Château de Villandry. Villandry, 00-33-247-500209. chateauvillandry.fr.With a scale and ambition to rival that of Versailles, the renovation works over the past five years have made the gardens of this Loire Valley chateau a must-see of any tour.

Open: daily all year round. Entry €6.50/€4.00, €9.50/€7.00 with audio guide or €9.50/€5.50 for combined castle/gardens ticket or €12.50/€8.50 for combined ticket with audio guide.

Jardins des Tuilleries. Paris, louvre.fr.When in Paris, do as Parisians do and sample the neat elegance of this green-and-gravel oasis in the middle of the bustling city - out the back door of the Louvre, above the underground and away from the madding crowd. Open: daily all year round. Entry free.

Jardins de Séricourt. 2 Rue du Bois, Séricourt, 00-33-321-036442, jardindesericourt.com. Located midway between the city of Amiens and the Belgian border, these gardens are worth a detour for some innovative ideas that manage to be attractive despite first impressions. Bomb craters and clay soldiers have never looked so green and so appealing as they are in this series of gardens that mixes the geometric with the unexpected.

Open:daily from May to October, with limited opening hours outside of the main season.

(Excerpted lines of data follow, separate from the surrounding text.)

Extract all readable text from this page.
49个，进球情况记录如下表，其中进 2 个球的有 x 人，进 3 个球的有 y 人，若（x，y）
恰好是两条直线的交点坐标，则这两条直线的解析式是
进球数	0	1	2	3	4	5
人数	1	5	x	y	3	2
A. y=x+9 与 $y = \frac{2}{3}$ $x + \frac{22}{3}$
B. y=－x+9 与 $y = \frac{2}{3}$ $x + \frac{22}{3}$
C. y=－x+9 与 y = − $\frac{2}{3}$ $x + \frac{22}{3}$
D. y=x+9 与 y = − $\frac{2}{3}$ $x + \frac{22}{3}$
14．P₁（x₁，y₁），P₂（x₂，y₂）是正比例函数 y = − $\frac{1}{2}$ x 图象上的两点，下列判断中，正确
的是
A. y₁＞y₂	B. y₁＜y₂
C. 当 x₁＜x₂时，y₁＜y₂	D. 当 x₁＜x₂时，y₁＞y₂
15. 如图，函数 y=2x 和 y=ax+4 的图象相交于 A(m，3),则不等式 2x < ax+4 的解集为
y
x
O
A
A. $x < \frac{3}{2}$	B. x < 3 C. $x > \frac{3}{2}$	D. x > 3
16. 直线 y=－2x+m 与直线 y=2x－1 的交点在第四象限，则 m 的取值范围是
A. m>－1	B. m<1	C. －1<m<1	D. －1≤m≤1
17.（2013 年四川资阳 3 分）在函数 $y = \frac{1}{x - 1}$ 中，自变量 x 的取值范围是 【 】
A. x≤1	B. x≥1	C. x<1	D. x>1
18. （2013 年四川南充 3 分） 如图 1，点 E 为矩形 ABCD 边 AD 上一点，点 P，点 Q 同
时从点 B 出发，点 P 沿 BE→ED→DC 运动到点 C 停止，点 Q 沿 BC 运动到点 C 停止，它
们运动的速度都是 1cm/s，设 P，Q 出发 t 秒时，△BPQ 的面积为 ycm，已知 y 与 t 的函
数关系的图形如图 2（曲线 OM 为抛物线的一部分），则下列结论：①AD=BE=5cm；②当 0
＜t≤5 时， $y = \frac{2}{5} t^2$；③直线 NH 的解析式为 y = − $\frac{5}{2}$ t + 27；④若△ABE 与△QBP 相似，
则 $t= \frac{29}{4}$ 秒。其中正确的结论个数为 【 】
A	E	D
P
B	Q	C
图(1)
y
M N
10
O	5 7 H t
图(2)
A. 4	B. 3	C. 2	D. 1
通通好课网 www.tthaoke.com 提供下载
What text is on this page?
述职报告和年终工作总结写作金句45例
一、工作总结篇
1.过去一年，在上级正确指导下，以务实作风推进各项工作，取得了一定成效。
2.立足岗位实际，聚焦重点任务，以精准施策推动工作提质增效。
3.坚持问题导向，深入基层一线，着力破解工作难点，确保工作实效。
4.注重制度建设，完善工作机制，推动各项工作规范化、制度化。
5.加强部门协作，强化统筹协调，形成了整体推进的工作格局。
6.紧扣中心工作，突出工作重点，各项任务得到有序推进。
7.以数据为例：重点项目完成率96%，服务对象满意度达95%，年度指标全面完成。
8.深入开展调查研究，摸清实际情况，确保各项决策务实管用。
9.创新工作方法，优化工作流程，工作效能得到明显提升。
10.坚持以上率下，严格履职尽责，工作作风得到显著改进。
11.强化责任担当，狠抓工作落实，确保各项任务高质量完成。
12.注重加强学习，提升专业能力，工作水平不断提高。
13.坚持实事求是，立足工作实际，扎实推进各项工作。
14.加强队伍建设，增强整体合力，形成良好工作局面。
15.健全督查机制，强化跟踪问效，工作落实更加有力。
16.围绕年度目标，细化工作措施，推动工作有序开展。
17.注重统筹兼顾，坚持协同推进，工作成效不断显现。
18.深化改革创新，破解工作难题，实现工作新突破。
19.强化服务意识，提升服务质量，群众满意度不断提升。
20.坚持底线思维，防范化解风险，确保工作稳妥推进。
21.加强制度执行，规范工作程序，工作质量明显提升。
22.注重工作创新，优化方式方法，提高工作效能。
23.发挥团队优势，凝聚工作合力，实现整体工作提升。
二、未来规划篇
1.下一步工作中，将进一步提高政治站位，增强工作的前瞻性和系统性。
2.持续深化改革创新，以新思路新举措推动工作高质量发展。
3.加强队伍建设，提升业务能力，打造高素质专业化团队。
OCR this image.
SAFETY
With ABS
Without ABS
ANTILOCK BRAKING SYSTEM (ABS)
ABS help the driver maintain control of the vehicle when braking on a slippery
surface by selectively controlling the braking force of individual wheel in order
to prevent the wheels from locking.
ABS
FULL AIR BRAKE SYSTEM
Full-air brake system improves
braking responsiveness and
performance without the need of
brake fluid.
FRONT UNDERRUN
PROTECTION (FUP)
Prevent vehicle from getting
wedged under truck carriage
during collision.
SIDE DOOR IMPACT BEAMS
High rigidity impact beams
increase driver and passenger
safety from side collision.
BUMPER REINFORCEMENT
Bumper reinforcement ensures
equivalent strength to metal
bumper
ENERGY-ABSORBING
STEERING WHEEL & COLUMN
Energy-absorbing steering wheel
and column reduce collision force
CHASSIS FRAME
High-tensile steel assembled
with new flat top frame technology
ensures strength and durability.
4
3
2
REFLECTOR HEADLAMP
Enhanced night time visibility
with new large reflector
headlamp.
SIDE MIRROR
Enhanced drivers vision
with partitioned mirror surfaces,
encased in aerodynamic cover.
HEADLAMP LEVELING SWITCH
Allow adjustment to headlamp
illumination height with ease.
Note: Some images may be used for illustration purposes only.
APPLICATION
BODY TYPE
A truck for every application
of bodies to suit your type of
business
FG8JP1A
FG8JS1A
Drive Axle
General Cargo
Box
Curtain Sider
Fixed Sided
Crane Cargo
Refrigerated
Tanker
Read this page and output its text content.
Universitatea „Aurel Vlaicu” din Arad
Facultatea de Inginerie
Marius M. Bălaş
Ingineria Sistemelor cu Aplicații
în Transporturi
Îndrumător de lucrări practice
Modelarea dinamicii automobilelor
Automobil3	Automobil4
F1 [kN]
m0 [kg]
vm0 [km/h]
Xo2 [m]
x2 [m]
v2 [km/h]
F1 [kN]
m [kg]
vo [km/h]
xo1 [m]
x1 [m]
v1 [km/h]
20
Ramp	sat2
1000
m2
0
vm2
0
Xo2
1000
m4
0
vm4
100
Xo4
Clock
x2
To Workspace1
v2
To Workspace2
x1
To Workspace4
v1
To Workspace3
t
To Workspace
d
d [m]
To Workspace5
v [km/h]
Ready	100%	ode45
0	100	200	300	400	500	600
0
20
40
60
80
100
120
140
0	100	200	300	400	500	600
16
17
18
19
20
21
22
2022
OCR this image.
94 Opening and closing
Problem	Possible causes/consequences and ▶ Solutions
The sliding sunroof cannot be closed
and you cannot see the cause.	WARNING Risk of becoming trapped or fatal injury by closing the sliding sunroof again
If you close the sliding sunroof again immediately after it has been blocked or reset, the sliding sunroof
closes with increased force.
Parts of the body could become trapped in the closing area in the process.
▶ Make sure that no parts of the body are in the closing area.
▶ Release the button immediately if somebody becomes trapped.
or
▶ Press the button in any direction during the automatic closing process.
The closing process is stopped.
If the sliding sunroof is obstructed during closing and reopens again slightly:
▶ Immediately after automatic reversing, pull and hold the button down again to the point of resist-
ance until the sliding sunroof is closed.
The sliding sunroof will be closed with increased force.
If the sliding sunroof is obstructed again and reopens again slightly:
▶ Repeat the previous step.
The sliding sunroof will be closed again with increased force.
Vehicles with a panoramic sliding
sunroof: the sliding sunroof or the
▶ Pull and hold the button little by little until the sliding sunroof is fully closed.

Entry €9.50/€7.50.

Les Jardins Agapanthe. 1 impasse Agapanthe, Grigneuseville, 00-33-608-622458, jardins-agapanthe.fr.The brainchild of garden designer Alexandre Thomas, these gardens situated midway between Dieppe and Rouen are designed to enchant and delight and give the impression that, although they're around for only 20 years or so, they look like they've been there forever.

Open: daily from May to September inclusive, weekends only in April and October. Entry €10/€5.

Les Jardins du Manoir d'Eyrignac. Salignac, 00-33-553-289971, eyrignac.com.Open daily all year round. One of the great big house gardens in the sunny south-west of France, this formal French garden combines all the elements of the French formal garden in imaginative and startling shapes.

Open: daily all year round. Entry €10.50/€4.50, with reductions during winter months.